Ich für meine Person würde keinen Augenblick länger an Eurer Spitze aushalten, wenn ich an die Stelle meines persönlichen Verhältnisses zu jedem von Euch das Paktieren mit einer Arbeiterorganisation unter fremder Führung setzen müßte. [] Ein solches Verhältnis wie zu einer fremden Macht würden mir schon mein sittliches Pflichtgefühl und meine christliche Überzeugung verbieten. [] Sollte dies jemals anders und ich in der Tat verhindert werden, den Arbeiter auch in seinem Verhalten außer dem Betriebe zu überwachen und zu rektifizieren, so würde ich keinen Tag länger mehr an der Spitze der Geschäfte bleiben, weil ich dann nicht mehr imstande sein werde, die sittlichen Pflichten zu erfüllen, welche mir mein Gewissen vor Gott und meinen Mitmenschen vorschreibt.

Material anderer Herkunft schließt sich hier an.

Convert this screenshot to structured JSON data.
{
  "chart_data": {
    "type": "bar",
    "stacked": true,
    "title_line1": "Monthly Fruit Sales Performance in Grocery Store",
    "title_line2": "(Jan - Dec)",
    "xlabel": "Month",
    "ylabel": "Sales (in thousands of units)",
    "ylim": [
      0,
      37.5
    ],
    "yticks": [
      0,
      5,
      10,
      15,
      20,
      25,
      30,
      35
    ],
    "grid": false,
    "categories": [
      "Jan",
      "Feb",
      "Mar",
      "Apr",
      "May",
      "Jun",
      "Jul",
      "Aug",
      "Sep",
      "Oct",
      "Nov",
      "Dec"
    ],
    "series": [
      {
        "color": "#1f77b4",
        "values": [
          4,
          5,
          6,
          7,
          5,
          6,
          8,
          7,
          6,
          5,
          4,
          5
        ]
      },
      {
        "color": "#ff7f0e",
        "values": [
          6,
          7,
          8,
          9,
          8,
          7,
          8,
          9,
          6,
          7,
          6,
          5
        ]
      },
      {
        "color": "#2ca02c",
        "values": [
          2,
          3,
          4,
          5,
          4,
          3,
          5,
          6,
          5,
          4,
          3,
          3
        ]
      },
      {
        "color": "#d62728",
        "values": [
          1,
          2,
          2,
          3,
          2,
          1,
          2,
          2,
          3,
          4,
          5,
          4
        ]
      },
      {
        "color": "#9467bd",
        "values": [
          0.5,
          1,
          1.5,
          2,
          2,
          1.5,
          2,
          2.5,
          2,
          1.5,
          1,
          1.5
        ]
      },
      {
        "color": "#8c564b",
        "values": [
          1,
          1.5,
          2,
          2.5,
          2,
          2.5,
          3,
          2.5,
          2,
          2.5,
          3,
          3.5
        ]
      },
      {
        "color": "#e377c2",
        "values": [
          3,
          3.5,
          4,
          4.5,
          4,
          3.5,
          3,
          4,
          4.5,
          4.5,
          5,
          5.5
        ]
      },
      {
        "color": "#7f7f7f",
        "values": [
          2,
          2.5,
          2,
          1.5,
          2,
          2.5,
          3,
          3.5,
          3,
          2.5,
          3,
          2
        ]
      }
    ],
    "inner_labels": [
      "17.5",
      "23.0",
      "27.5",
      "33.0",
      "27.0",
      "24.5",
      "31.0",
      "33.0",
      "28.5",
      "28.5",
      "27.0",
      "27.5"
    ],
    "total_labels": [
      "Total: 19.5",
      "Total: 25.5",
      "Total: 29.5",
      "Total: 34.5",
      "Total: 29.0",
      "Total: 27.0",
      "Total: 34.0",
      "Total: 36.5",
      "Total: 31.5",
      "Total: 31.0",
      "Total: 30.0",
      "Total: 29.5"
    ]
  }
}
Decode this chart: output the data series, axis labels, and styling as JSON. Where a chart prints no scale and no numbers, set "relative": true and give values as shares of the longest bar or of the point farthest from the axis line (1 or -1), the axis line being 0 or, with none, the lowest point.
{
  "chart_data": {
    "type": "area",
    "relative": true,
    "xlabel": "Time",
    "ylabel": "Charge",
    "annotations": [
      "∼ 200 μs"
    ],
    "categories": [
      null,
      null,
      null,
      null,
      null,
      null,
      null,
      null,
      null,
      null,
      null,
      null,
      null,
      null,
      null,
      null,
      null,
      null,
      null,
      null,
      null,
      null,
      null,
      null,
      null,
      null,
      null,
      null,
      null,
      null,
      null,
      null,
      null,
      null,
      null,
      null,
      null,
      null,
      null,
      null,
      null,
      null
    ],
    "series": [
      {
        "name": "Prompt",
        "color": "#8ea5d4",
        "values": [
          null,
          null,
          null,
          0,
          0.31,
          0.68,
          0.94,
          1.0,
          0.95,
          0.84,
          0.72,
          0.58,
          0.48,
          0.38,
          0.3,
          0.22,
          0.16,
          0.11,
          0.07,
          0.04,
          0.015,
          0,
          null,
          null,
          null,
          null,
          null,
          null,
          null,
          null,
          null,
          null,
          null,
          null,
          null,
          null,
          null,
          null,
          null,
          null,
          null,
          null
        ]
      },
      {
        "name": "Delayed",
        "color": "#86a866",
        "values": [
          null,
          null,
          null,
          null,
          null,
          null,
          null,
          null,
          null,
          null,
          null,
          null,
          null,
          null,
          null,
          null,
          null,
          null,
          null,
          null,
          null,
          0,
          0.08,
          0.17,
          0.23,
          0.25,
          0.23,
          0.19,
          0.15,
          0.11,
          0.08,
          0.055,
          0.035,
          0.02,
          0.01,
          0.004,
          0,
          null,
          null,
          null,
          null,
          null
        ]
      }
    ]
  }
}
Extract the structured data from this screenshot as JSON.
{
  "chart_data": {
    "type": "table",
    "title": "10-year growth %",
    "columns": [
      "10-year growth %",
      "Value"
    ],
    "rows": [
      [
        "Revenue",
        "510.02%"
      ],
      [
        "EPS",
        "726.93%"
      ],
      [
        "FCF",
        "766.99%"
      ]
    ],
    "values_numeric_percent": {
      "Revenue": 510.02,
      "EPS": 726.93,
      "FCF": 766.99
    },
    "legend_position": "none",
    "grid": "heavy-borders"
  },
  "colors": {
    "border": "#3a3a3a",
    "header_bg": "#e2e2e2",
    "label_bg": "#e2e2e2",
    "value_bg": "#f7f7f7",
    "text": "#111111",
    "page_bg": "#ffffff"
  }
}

Ein Arbeitgeber, dem es gleichgültig ist, wie seine Arbeiter sich außerhalb des Betriebes aufführen, verletzt meines Erachtens seine wichtigsten Pflichten. [] Ich könnte [] eine ganze Reihe von [] Handlungen von Arbeitern außerhalb des Betriebes nennen, gegen die ich es für die absolute Pflicht eines von seiner sittlichen Aufgabe durchdrungenen Arbeitgebers halte, einzuschreiten und sich nicht auf den bequemen Standpunkt zurückzuziehen und zu sagen: das, was der Arbeiter außerhalb des Betriebes macht, ist mir gleichgültig, ich interessiere mich lediglich für die Leistungen des Arbeiters, die er im Betriebe hervorbringt. [] Ich führe das alles nicht an, um mir ein Verdienst daraus zurechtzumachen, denn ich tue damit einfach meine Pflicht als Mensch, als Christ und als Haupt der großen Neunkircher Arbeiterfamilie. [] Ich glaube mit gutem Gewissen sagen zu dürfen, daß ich keinem meiner Berufsgenossen in den Wohlfahrtseinrichtungen nachstehe, jedenfalls nicht in dem Bestreben, nach bestem Wissen und Gewissen für Euer materielles und geistiges Wohl zu sorgen und das praktische Christentum zu bestätigen, wofür ich mich vor Gott verantwortlich fühle. Auf diese Weise hoffe ich, weit über meine eigenen Lebenstage dafür zu sorgen, daß Ihr für die Lockungen der Sozialdemokraten und anderen falschen Propheten unempfänglich bleibt, das ist die beste Wohlfahrtseinrichtung, welche ich Euch gewähren und hinterlassen kann. Bleibt fest für alle Zeit in der alten, unerschütterlichen Treue zu unserem erhabenen Monarchen, bleibt fest in der christlichen Nächstenliebe und der echten Gottesfurcht, welcher Konfession Ihr auch angehört, dann wird es Euch nach menschlichem Ermessen auch fernerhin wohlergehen. []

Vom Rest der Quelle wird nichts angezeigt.